Chemical agents are poisonous vapors, aerosols, liquids, and solids that have toxic effects on people, animals, or plants. They can be released by bombs or sprayed from aircraft, boats, and vehicles. They can be used as a liquid to create a hazard to people and the environment. Some chemical agents may be odorless and tasteless. They can have an immediate effect (a few seconds to a few minutes) or a delayed effect (two to 48 hours). While potentially lethal, chemical agents are difficult to deliver in lethal concentrations. Outdoors, the agents often dissipate rapidly. Chemical agents also are difficult to produce.

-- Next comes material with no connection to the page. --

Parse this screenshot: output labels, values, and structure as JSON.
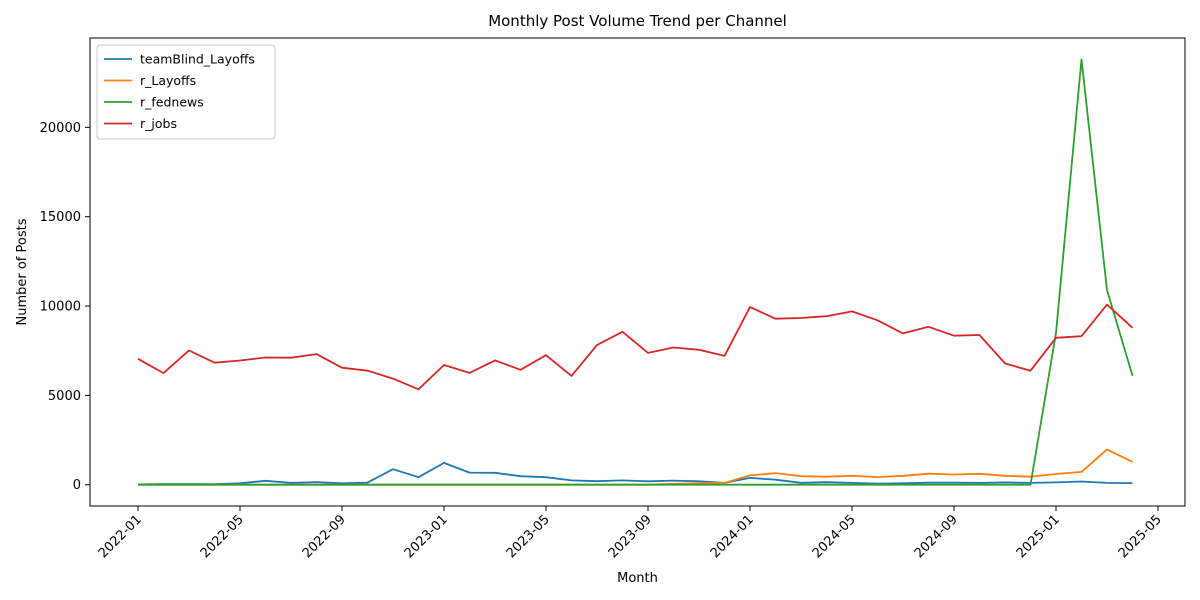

Signs of a chemical release include:
- difficulty breathing
- eye irritation
- losing coordination
- burning sensation in the nose, throat, and lungs.
- the presence of dead insects or birds
After a Chemical Attack
Decontamination is needed within minutes of exposure to minimize health consequences. Do not leave the safety of a shelter to go outdoors to help others until authorities announce it is safe to do so.
A person affected by a chemical agent requires immediate medical attention. If medical help is not immediately available, decontaminate using the following guidelines:
- Use extreme caution when helping others who have been exposed to chemical agents.
- Contaminated clothing normally removed over the head should be cut off to avoid contact with the eyes, nose, and mouth. Put contaminated clothing and items into a plastic bag and seal it.
- Decontaminate hands using soap and water.
- Remove eyeglasses or contact lenses. Put glasses in a pan of household bleach to decontaminate them, and then rinse and dry.
- Flush eyes with water.
- Wash face and hair with soap and water before thoroughly rinsing.
- Decontaminate other body areas likely to have been contaminated. Blot (do not swab or scrape) with a cloth soaked in soapy water and rinse with clear water.
- Change into uncontaminated clothes. Clothing stored in drawers or closets is likely to be uncontaminated.
- Proceed to a medical facility for screening and professional treatment.